With the introduction of the new ABF casemix classification for mental health expected in July 2014, the need to identify drivers of the costs of acute mental health service utilisation is pressing (Solomon, 2014).
This evaluation of cost drivers can inform debate on mental health funding models within the national ABF framework. The database used in this evaluation reflects the real world data that will be used for mental health funding, and as such is highly relevant to policy development. The current system of administrative data collection needs improvement if this data is to be used for ABF. Notably, the quality of data associated with community episodes of care is particularly poor, and will need significant improvements before predictive models of community care costs could be developed (National Casemix and Classification Centre, 2012). ABF should drive improved service transparency with growth driven by evidence-based services targeted at improving patient outcomes. Without data on cost drivers to guide ABF models, there is an increased risk that imperfect funding models will drive inefficient service growth.
Conclusions
We identified that diagnosis of psychosis, illness acuity and prior acute psychiatric inpatient admission predicted higher acute mental health service cost, while self-harm predicted lower costs, but the predictor variables included in this study could only explain 21.8% of the variation in costs. For ED presentations, the only predictive variable was prior ED presentations.
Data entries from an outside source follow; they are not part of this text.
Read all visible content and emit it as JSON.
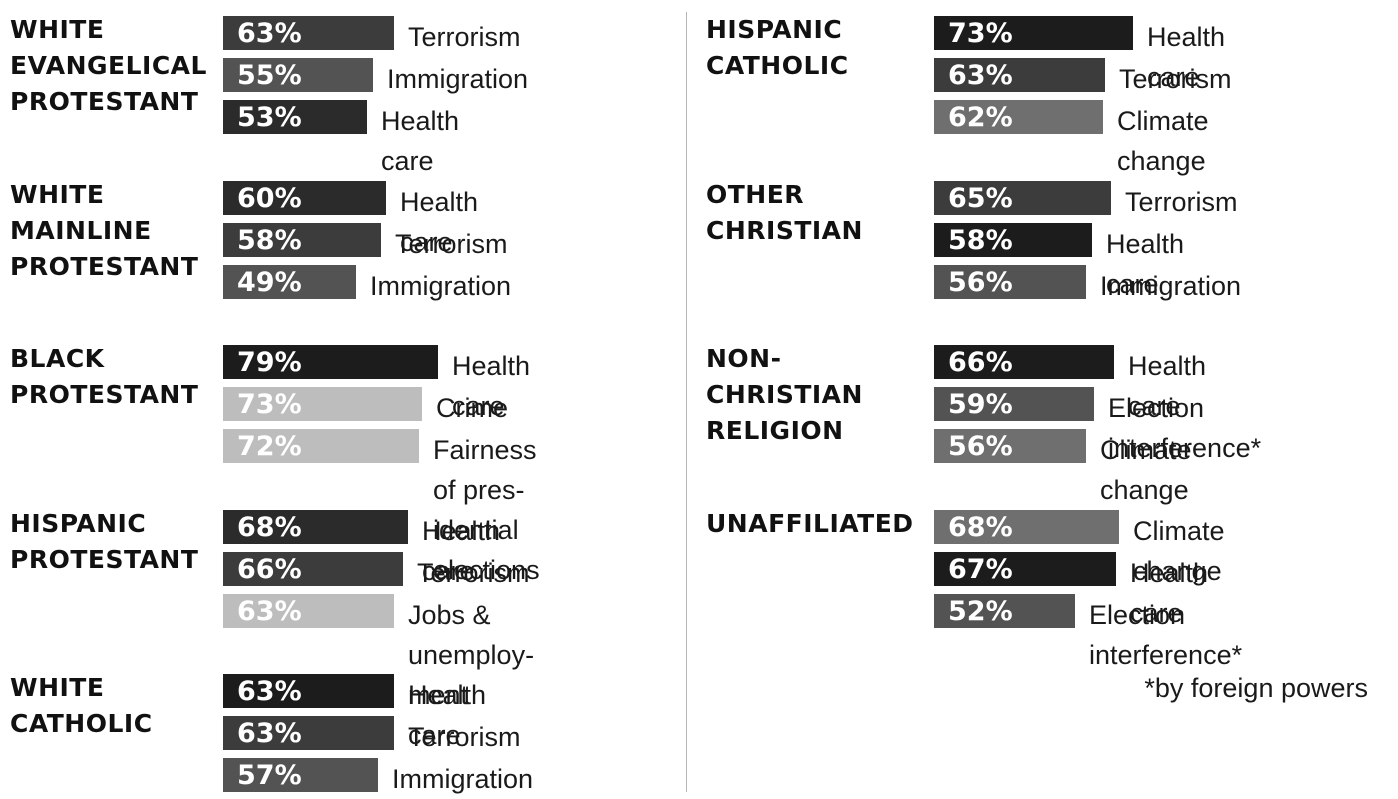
{
  "chart_data": {
    "type": "bar",
    "colors": {
      "very_dark": "#1c1c1c",
      "dark": "#2b2b2b",
      "medium_dark": "#3c3c3c",
      "medium": "#535353",
      "medium_light": "#6f6f6f",
      "light": "#bdbdbd"
    },
    "groups": [
      {
        "name": "WHITE\nEVANGELICAL\nPROTESTANT",
        "items": [
          {
            "label": "Terrorism",
            "value": 63,
            "value_text": "63%",
            "shade": "medium_dark"
          },
          {
            "label": "Immigration",
            "value": 55,
            "value_text": "55%",
            "shade": "medium"
          },
          {
            "label": "Health care",
            "value": 53,
            "value_text": "53%",
            "shade": "dark"
          }
        ]
      },
      {
        "name": "WHITE\nMAINLINE\nPROTESTANT",
        "items": [
          {
            "label": "Health care",
            "value": 60,
            "value_text": "60%",
            "shade": "dark"
          },
          {
            "label": "Terrorism",
            "value": 58,
            "value_text": "58%",
            "shade": "medium_dark"
          },
          {
            "label": "Immigration",
            "value": 49,
            "value_text": "49%",
            "shade": "medium"
          }
        ]
      },
      {
        "name": "BLACK\nPROTESTANT",
        "items": [
          {
            "label": "Health care",
            "value": 79,
            "value_text": "79%",
            "shade": "very_dark"
          },
          {
            "label": "Crime",
            "value": 73,
            "value_text": "73%",
            "shade": "light"
          },
          {
            "label": "Fairness of pres-\nidential elections",
            "value": 72,
            "value_text": "72%",
            "shade": "light"
          }
        ]
      },
      {
        "name": "HISPANIC\nPROTESTANT",
        "items": [
          {
            "label": "Health care",
            "value": 68,
            "value_text": "68%",
            "shade": "dark"
          },
          {
            "label": "Terrorism",
            "value": 66,
            "value_text": "66%",
            "shade": "medium_dark"
          },
          {
            "label": "Jobs & unemploy-\nment",
            "value": 63,
            "value_text": "63%",
            "shade": "light"
          }
        ]
      },
      {
        "name": "WHITE\nCATHOLIC",
        "items": [
          {
            "label": "Health care",
            "value": 63,
            "value_text": "63%",
            "shade": "very_dark"
          },
          {
            "label": "Terrorism",
            "value": 63,
            "value_text": "63%",
            "shade": "medium_dark"
          },
          {
            "label": "Immigration",
            "value": 57,
            "value_text": "57%",
            "shade": "medium"
          }
        ]
      },
      {
        "name": "HISPANIC\nCATHOLIC",
        "items": [
          {
            "label": "Health care",
            "value": 73,
            "value_text": "73%",
            "shade": "very_dark"
          },
          {
            "label": "Terrorism",
            "value": 63,
            "value_text": "63%",
            "shade": "medium_dark"
          },
          {
            "label": "Climate change",
            "value": 62,
            "value_text": "62%",
            "shade": "medium_light"
          }
        ]
      },
      {
        "name": "OTHER\nCHRISTIAN",
        "items": [
          {
            "label": "Terrorism",
            "value": 65,
            "value_text": "65%",
            "shade": "medium_dark"
          },
          {
            "label": "Health care",
            "value": 58,
            "value_text": "58%",
            "shade": "very_dark"
          },
          {
            "label": "Immigration",
            "value": 56,
            "value_text": "56%",
            "shade": "medium"
          }
        ]
      },
      {
        "name": "NON-\nCHRISTIAN\nRELIGION",
        "items": [
          {
            "label": "Health care",
            "value": 66,
            "value_text": "66%",
            "shade": "very_dark"
          },
          {
            "label": "Election interference*",
            "value": 59,
            "value_text": "59%",
            "shade": "medium"
          },
          {
            "label": "Climate change",
            "value": 56,
            "value_text": "56%",
            "shade": "medium_light"
          }
        ]
      },
      {
        "name": "UNAFFILIATED",
        "items": [
          {
            "label": "Climate change",
            "value": 68,
            "value_text": "68%",
            "shade": "medium_light"
          },
          {
            "label": "Health care",
            "value": 67,
            "value_text": "67%",
            "shade": "very_dark"
          },
          {
            "label": "Election interference*",
            "value": 52,
            "value_text": "52%",
            "shade": "medium"
          }
        ]
      }
    ],
    "footnote": "*by foreign powers"
  }
}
Enhancing treatment programs and implementing models of service, including hospital avoidance programs, may assist in reducing acute service costs. Improving quality of routine data collection could assist in identifying additional predictors of acute service use, and increase the percentage of explainable variation in acute service cost.
Future studies would benefit from the inclusion of a wider range of variables such as contact with community services, ethnicity, ECT, cognition, problems with ADLs, mental health legal status and a marker for clinical complexity. The development of models for predicting acute mental health treatment costs using existing administrative data is an essential step towards a workable ABF model for mental health.
Footnotes
Declaration of interest
The authors report no conflicts of interest. The authors alone are responsible for the content and writing of the paper.
Funding
This research received no specific grant from any funding agency in the public, commercial, or not-for-profit sectors.